John Carpenter probabilmente non immaginava di dare alla luce un vero e proprio "fenomeno" cinematografico destinato negli anni successivi a vedere una miriade di sequel. Non immaginava neanche di incassare quasi 50 milioni di dollari con un film che è costato poco o nulla. Forse non credeva nemmeno di inaugurare un nuovo filone nel genere slasher, che ha avuto nel tempo innumerevoli debitori. Il Michael Myers di Halloween - La notte delle streghe è diventato una vera e propria icona del panorama horror mondiale, che di lì a qualche hanno ha avuto come "fratelli" i vari Freddy Krueger e Jason Voorhees. Da quì, da questo film datato 1978 si è andata delineando la linea dell'horror futuro, fatto principalmente di sequel, prequel e remake nonostante ci siano state delle produzioni svincolate da altre opere. La notte delle streghe è probabilmente la pellicola che ha dato piena visibilità a Carpenter, bollato da Hollywood come un regista poco adatto alle richieste del mercato ed etichettato come "troppo personale".
Il punto forte del film non sta certamente nell'originalità del plot, ma forse è proprio la sua linearità che rende questo Halloween una pietra miliare del genere. Carpenter porta sul grande schermo, con una naturalezza strabiliante, la paura nella sua forma più pura. Le tranquille cittadine americane, con le villette tutte imbiancate, l'aiuola ben curata e il viale ripulito dalle foglie non sono più simbolo di normalità. O almeno non lo sono in apparenza, vista l'astuzia del "tornante" Myers di nascondersi con disinvoltura in quella che agli occhi di tutti sembrerebbe la normalità. Niente sembra essere al di fuori dell'ordinanza. Un pensiero diffuso tra i cittadini che riassumono nella figura dello sceriffo Leigh la loro opinione:"Ha visto che gente c'è a Haddonfield? Donne, bambini, famiglie come la mia, che vivono in pace tutte tranquille nelle loro case. E lei vuol dirmi che sarebbero destinate a un massacro?" Normale quindi che tutti si credano al sicuro, nonostante le strazianti urla della baby sitter Laurie. Ma d'altronde questa è la festa di Halloween, si scherza, ci si diverte, quelle urla potrebbero soltanto essere uno scherzo dettato dalla serata...
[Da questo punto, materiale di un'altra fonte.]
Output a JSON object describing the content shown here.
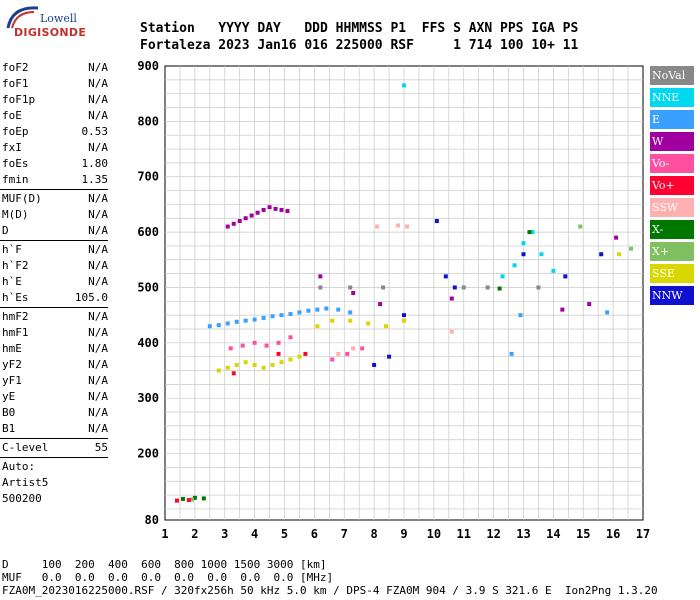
{
  "logo": {
    "line1": "Lowell",
    "line2": "DIGISONDE"
  },
  "header": {
    "line1": "Station   YYYY DAY   DDD HHMMSS P1  FFS S AXN PPS IGA PS",
    "line2": "Fortaleza 2023 Jan16 016 225000 RSF     1 714 100 10+ 11"
  },
  "params": {
    "group1": [
      {
        "name": "foF2",
        "value": "N/A"
      },
      {
        "name": "foF1",
        "value": "N/A"
      },
      {
        "name": "foF1p",
        "value": "N/A"
      },
      {
        "name": "foE",
        "value": "N/A"
      },
      {
        "name": "foEp",
        "value": "0.53"
      },
      {
        "name": "fxI",
        "value": "N/A"
      },
      {
        "name": "foEs",
        "value": "1.80"
      },
      {
        "name": "fmin",
        "value": "1.35"
      }
    ],
    "group2": [
      {
        "name": "MUF(D)",
        "value": "N/A"
      },
      {
        "name": "M(D)",
        "value": "N/A"
      },
      {
        "name": "D",
        "value": "N/A"
      }
    ],
    "group3": [
      {
        "name": "h`F",
        "value": "N/A"
      },
      {
        "name": "h`F2",
        "value": "N/A"
      },
      {
        "name": "h`E",
        "value": "N/A"
      },
      {
        "name": "h`Es",
        "value": "105.0"
      }
    ],
    "group4": [
      {
        "name": "hmF2",
        "value": "N/A"
      },
      {
        "name": "hmF1",
        "value": "N/A"
      },
      {
        "name": "hmE",
        "value": "N/A"
      },
      {
        "name": "yF2",
        "value": "N/A"
      },
      {
        "name": "yF1",
        "value": "N/A"
      },
      {
        "name": "yE",
        "value": "N/A"
      },
      {
        "name": "B0",
        "value": "N/A"
      },
      {
        "name": "B1",
        "value": "N/A"
      }
    ],
    "clevel": {
      "name": "C-level",
      "value": "55"
    },
    "auto": [
      "Auto:",
      "Artist5",
      "500200"
    ]
  },
  "legend": [
    {
      "label": "NoVal",
      "color": "#888888"
    },
    {
      "label": "NNE",
      "color": "#00d8f0"
    },
    {
      "label": "E",
      "color": "#3aa0ff"
    },
    {
      "label": "W",
      "color": "#a000a0"
    },
    {
      "label": "Vo-",
      "color": "#ff50a0"
    },
    {
      "label": "Vo+",
      "color": "#ff0030"
    },
    {
      "label": "SSW",
      "color": "#ffb0b0"
    },
    {
      "label": "X-",
      "color": "#007800"
    },
    {
      "label": "X+",
      "color": "#80c060"
    },
    {
      "label": "SSE",
      "color": "#d8d800"
    },
    {
      "label": "NNW",
      "color": "#1010d0"
    }
  ],
  "footer": {
    "line1": "D     100  200  400  600  800 1000 1500 3000 [km]",
    "line2": "MUF   0.0  0.0  0.0  0.0  0.0  0.0  0.0  0.0 [MHz]",
    "line3": "FZA0M_2023016225000.RSF / 320fx256h 50 kHz 5.0 km / DPS-4 FZA0M 904 / 3.9 S 321.6 E  Ion2Png 1.3.20"
  },
  "chart_data": {
    "type": "scatter",
    "title": "",
    "xlabel": "",
    "ylabel": "",
    "xlim": [
      1,
      17
    ],
    "ylim": [
      80,
      900
    ],
    "x_ticks": [
      1,
      2,
      3,
      4,
      5,
      6,
      7,
      8,
      9,
      10,
      11,
      12,
      13,
      14,
      15,
      16,
      17
    ],
    "y_ticks": [
      80,
      200,
      300,
      400,
      500,
      600,
      700,
      800,
      900
    ],
    "grid": true,
    "series": [
      {
        "name": "W",
        "color": "#a000a0",
        "points": [
          [
            3.1,
            610
          ],
          [
            3.3,
            615
          ],
          [
            3.5,
            620
          ],
          [
            3.7,
            625
          ],
          [
            3.9,
            630
          ],
          [
            4.1,
            635
          ],
          [
            4.3,
            640
          ],
          [
            4.5,
            645
          ],
          [
            4.7,
            642
          ],
          [
            4.9,
            640
          ],
          [
            5.1,
            638
          ],
          [
            6.2,
            520
          ],
          [
            7.3,
            490
          ],
          [
            8.2,
            470
          ],
          [
            10.6,
            480
          ],
          [
            14.3,
            460
          ],
          [
            15.2,
            470
          ],
          [
            16.1,
            590
          ]
        ]
      },
      {
        "name": "E",
        "color": "#3aa0ff",
        "points": [
          [
            2.5,
            430
          ],
          [
            2.8,
            432
          ],
          [
            3.1,
            435
          ],
          [
            3.4,
            438
          ],
          [
            3.7,
            440
          ],
          [
            4.0,
            442
          ],
          [
            4.3,
            445
          ],
          [
            4.6,
            448
          ],
          [
            4.9,
            450
          ],
          [
            5.2,
            452
          ],
          [
            5.5,
            455
          ],
          [
            5.8,
            458
          ],
          [
            6.1,
            460
          ],
          [
            6.4,
            462
          ],
          [
            6.8,
            460
          ],
          [
            7.2,
            455
          ],
          [
            12.6,
            380
          ],
          [
            12.9,
            450
          ],
          [
            15.8,
            455
          ]
        ]
      },
      {
        "name": "NNE",
        "color": "#00d8f0",
        "points": [
          [
            9.0,
            865
          ],
          [
            12.3,
            520
          ],
          [
            12.7,
            540
          ],
          [
            13.0,
            580
          ],
          [
            13.3,
            600
          ],
          [
            13.6,
            560
          ],
          [
            14.0,
            530
          ]
        ]
      },
      {
        "name": "SSE",
        "color": "#d8d800",
        "points": [
          [
            2.8,
            350
          ],
          [
            3.1,
            355
          ],
          [
            3.4,
            360
          ],
          [
            3.7,
            365
          ],
          [
            4.0,
            360
          ],
          [
            4.3,
            355
          ],
          [
            4.6,
            360
          ],
          [
            4.9,
            365
          ],
          [
            5.2,
            370
          ],
          [
            5.5,
            375
          ],
          [
            6.1,
            430
          ],
          [
            6.6,
            440
          ],
          [
            7.2,
            440
          ],
          [
            7.8,
            435
          ],
          [
            8.4,
            430
          ],
          [
            9.0,
            440
          ],
          [
            16.2,
            560
          ]
        ]
      },
      {
        "name": "Vo-",
        "color": "#ff50a0",
        "points": [
          [
            3.2,
            390
          ],
          [
            3.6,
            395
          ],
          [
            4.0,
            400
          ],
          [
            4.4,
            395
          ],
          [
            4.8,
            400
          ],
          [
            5.2,
            410
          ],
          [
            6.6,
            370
          ],
          [
            7.1,
            380
          ],
          [
            7.6,
            390
          ]
        ]
      },
      {
        "name": "SSW",
        "color": "#ffb0b0",
        "points": [
          [
            6.8,
            380
          ],
          [
            7.3,
            390
          ],
          [
            8.1,
            610
          ],
          [
            8.8,
            612
          ],
          [
            9.1,
            610
          ],
          [
            10.6,
            420
          ]
        ]
      },
      {
        "name": "NNW",
        "color": "#1010d0",
        "points": [
          [
            8.0,
            360
          ],
          [
            8.5,
            375
          ],
          [
            9.0,
            450
          ],
          [
            10.1,
            620
          ],
          [
            10.4,
            520
          ],
          [
            10.7,
            500
          ],
          [
            13.0,
            560
          ],
          [
            14.4,
            520
          ],
          [
            15.6,
            560
          ]
        ]
      },
      {
        "name": "X-",
        "color": "#007800",
        "points": [
          [
            1.6,
            118
          ],
          [
            2.0,
            120
          ],
          [
            2.3,
            119
          ],
          [
            12.2,
            498
          ],
          [
            13.2,
            600
          ]
        ]
      },
      {
        "name": "X+",
        "color": "#80c060",
        "points": [
          [
            1.9,
            117
          ],
          [
            14.9,
            610
          ],
          [
            16.6,
            570
          ]
        ]
      },
      {
        "name": "Vo+",
        "color": "#ff0030",
        "points": [
          [
            1.4,
            115
          ],
          [
            1.8,
            116
          ],
          [
            3.3,
            345
          ],
          [
            4.8,
            380
          ],
          [
            5.7,
            380
          ]
        ]
      },
      {
        "name": "NoVal",
        "color": "#888888",
        "points": [
          [
            6.2,
            500
          ],
          [
            7.2,
            500
          ],
          [
            8.3,
            500
          ],
          [
            11.0,
            500
          ],
          [
            11.8,
            500
          ],
          [
            13.5,
            500
          ]
        ]
      }
    ]
  }
}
In questa ottica della paura "viva", sempre presente ma mai avvertita, Carpenter costruisce un film lontano anni luce dalla violenza fine a se stessa della maggior parte degli splatter odierni. Sangue poco, tensione tanta. Indimenticabili le scene notturne in cui la povera Laurie è "braccata" da qualcosa a lei sconosciuta. In questo senso la scena migliore la troviamo all'inizio del film quando Michael Myers, bambino di 6 anni, uccide sua sorella quasi senza rendersene conto. La soggettiva della sequenza "incastrata" tra le fessure della maschera è una delle cose migliori dell'horror anni settanta e non solo.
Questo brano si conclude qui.